EI: How much time did you spend working on balancing the light comedy and the heavy drama?
*SPOILER ALERT* EW: I think it was a nice break. If Hermoine kept going at the rate she was going, in terms of the amount of worrying she was doing, she might have developed a hemorrhage, so it was nice that there a bit of light relief, for all of us because, for kids' books, they are pretty dark. They can be pretty heavy and pretty serious. I think having more than that heightened the pathos at the end, when Dumbledore dies. By having some other light...it was pretty shocking when suddenly a very big figure in this series has just died. It's really good.
RG: I think it is one of the funniest ones out of all of them. You have two new characters as well -- Jim Broadbent, who I think is hilarious in it, and Jessie Cave as well, who is my girlfriend. [Laughs] I really enjoyed it, yeah.
DR: I think this is, for Ron, in terms of the comedy, Rupert's finest hour. He's absolutely brilliant in this movie. He kind of reveals himself to be a fantastic practitioner of physical comedy. You balance the dramatics off as well, obviously, wonderfully, but the scene on the broomstick in Quiddich is like something out of Buster Keaton or something. It's absolutely brilliant, and I was belly-laughing. It was wonderful.
EI: Emma and Rupert, apparently there was a kissing scene that was filmed but didn't quite make it into the movie. How disappointed were you guys about that?
EW: I think there might be a small misunderstanding, but the kissing scene that they have is in the seventh film. It wasn't a case of we did it, it was shit and it didn't make it. [Laughs] Well, we'll see, because they haven't gone to edit the last one yet. [Laughs] But yeah, we did the scene about two weeks ago.
RG: We did it, and it was quite a strange thing that we had to think about doing, but I think it was right.
EW: Yeah, David (Yates) doesn't really let us watch playback, but he let us watch playback for this because Rupert and I were quite nervous that it might look ingenuous because we were desperate to get it out of the way. I think we just felt the pressure of "this kiss" because there was so much media interest, and also the fans... It's like ten years worth of tension and hormones, chemistry and everything, and in one moment, we had to ace it. So it was like, "Oh God," but hopefully we did it.

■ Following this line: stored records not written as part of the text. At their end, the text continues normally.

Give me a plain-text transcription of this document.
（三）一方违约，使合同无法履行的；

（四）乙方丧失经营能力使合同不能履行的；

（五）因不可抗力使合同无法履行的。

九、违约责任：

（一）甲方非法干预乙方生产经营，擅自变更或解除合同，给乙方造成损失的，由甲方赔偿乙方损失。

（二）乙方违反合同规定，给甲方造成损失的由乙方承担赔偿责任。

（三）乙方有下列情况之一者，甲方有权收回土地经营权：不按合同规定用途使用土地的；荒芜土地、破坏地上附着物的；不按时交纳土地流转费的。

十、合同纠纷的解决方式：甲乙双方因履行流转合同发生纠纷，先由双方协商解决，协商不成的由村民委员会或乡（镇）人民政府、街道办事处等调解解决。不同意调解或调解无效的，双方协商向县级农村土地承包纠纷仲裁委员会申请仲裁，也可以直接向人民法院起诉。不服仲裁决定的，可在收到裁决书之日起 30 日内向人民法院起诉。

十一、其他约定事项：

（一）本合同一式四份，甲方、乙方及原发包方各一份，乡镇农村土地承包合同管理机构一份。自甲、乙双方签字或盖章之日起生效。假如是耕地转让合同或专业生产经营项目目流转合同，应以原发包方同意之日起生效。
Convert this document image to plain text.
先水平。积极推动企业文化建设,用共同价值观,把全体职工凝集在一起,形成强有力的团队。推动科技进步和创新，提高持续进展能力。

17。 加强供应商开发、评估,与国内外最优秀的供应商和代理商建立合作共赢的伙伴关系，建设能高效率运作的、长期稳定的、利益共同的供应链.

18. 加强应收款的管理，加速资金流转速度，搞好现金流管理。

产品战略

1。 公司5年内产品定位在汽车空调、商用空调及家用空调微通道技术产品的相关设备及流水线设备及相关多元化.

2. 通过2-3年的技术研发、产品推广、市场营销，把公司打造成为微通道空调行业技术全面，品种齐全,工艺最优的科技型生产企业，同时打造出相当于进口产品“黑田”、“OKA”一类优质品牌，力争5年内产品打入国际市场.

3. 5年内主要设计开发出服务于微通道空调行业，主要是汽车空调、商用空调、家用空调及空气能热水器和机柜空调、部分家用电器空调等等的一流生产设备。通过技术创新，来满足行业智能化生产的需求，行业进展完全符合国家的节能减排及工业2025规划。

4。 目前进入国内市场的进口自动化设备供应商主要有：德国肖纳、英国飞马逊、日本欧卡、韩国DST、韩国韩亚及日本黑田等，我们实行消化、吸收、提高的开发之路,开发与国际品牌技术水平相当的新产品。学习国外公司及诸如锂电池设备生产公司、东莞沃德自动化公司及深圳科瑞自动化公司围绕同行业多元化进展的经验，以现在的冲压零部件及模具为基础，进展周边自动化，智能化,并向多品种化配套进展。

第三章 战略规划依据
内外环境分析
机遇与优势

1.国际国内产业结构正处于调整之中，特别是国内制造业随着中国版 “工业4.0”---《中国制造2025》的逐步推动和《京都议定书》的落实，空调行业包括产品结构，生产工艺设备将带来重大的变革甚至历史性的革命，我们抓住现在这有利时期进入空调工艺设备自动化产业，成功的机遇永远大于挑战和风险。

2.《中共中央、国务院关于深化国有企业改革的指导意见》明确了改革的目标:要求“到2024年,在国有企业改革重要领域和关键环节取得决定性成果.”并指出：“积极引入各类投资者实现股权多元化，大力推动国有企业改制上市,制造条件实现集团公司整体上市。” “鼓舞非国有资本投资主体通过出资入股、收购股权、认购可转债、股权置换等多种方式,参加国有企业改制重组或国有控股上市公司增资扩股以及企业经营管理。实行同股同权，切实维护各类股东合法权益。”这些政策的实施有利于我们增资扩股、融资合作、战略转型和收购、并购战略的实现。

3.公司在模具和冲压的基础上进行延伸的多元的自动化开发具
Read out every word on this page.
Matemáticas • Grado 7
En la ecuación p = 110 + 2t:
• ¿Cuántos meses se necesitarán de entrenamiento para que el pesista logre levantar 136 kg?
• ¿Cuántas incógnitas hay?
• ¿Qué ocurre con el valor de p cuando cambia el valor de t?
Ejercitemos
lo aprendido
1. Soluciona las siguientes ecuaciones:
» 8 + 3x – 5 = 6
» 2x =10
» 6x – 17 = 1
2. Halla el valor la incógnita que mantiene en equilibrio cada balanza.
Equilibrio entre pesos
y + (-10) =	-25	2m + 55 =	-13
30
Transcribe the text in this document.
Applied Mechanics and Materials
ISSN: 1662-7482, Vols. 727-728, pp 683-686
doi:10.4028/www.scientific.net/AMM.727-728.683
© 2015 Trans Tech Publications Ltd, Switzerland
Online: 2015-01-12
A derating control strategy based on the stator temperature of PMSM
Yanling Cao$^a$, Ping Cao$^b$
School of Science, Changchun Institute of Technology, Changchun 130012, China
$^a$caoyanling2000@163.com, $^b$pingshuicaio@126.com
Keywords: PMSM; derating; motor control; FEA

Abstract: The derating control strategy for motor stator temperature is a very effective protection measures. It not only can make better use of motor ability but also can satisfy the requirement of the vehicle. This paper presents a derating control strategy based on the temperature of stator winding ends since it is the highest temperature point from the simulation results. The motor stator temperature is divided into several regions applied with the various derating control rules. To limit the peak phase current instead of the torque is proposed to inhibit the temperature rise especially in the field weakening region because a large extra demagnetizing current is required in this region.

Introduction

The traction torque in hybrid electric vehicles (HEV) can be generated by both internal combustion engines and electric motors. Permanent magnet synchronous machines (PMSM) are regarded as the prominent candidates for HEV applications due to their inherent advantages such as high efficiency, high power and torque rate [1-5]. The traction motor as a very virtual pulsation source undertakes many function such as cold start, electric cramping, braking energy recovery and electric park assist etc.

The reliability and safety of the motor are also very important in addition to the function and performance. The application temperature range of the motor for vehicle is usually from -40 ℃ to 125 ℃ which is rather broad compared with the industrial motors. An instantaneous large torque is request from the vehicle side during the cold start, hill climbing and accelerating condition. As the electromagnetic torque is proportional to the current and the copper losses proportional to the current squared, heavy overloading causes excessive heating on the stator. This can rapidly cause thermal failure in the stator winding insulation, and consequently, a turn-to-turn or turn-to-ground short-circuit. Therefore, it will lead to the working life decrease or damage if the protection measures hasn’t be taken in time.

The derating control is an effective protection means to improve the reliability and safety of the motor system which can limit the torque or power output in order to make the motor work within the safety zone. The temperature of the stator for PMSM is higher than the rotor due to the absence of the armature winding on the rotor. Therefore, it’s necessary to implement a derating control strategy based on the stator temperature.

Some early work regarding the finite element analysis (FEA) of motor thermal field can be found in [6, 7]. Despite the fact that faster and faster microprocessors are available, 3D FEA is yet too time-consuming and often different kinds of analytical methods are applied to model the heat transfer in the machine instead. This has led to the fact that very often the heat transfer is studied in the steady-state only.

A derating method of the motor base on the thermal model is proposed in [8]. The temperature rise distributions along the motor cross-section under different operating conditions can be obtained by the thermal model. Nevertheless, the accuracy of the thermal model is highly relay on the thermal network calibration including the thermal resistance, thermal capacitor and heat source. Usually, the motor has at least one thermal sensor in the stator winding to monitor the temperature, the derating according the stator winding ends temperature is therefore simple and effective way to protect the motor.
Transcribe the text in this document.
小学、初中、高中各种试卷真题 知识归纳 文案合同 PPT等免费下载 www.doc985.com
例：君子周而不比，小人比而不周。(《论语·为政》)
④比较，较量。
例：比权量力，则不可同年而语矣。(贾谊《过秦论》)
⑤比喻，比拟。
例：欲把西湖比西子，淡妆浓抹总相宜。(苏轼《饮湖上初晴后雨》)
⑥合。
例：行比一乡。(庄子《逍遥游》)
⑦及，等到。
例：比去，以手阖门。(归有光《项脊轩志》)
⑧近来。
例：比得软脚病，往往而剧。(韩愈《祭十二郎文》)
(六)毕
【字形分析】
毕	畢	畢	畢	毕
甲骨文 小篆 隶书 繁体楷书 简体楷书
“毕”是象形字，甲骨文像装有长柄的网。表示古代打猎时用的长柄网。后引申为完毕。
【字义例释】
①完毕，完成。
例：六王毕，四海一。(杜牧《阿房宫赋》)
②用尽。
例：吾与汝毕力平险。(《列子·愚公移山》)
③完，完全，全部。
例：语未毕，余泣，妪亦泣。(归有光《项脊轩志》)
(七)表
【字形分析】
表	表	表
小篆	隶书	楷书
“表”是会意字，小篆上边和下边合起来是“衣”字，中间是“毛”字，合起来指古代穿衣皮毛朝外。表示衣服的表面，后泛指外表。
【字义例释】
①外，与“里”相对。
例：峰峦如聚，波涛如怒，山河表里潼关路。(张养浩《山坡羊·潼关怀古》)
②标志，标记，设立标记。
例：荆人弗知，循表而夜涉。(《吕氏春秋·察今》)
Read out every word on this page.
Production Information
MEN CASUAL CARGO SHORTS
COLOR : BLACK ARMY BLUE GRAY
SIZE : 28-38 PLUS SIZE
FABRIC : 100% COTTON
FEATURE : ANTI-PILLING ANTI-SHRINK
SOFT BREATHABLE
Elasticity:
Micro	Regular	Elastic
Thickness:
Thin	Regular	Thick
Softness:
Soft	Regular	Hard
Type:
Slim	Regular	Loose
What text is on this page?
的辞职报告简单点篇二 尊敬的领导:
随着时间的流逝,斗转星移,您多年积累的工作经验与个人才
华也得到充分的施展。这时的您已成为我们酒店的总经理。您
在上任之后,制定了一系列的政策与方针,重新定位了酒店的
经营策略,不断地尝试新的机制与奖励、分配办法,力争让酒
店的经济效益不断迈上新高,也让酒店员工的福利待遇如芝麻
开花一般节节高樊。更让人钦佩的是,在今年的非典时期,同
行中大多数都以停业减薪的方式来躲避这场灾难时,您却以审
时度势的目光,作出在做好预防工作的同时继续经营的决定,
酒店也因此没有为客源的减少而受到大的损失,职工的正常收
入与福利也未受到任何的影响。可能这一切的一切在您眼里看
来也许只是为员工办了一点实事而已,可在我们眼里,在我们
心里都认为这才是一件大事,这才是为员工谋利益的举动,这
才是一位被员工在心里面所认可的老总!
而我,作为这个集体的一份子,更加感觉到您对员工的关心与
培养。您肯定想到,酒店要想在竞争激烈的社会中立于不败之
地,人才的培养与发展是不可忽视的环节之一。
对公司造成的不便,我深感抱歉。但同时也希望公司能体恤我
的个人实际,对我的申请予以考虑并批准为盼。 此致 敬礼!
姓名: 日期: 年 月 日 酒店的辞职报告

I'm sure you'll critique it, but please be nice.
DR: To be honest, I think you are going to come out quite well, because poor Bonnie (Wright), who's sitting down there at the other end of this table and who obviously has the kiss with me -- I saw the film again a couple nights ago at the premiere and I really watched it, and my God, my lips are like the lips of a horse -- kind of distending away, independently away from my face, trying to encompass the lower half of hers. So I apologize, Bonnie.
BW: Well, I didn't notice.
EI: Daniel, speaking of horses, you recently did the play Equus on Broadway. Do you have another stage project lined up?
DR: Nothing specific, no. Nice segue, by the way, using the "horse" to get that question. That was excellent. No, nothing specific at all. I would love to be back on the stage sometime, maybe in the next two or three years, but there's nothing planned at all. Obviously, I'd love to do it in England, and if Broadway would have me back, then that would be incredible because I had an amazing time here.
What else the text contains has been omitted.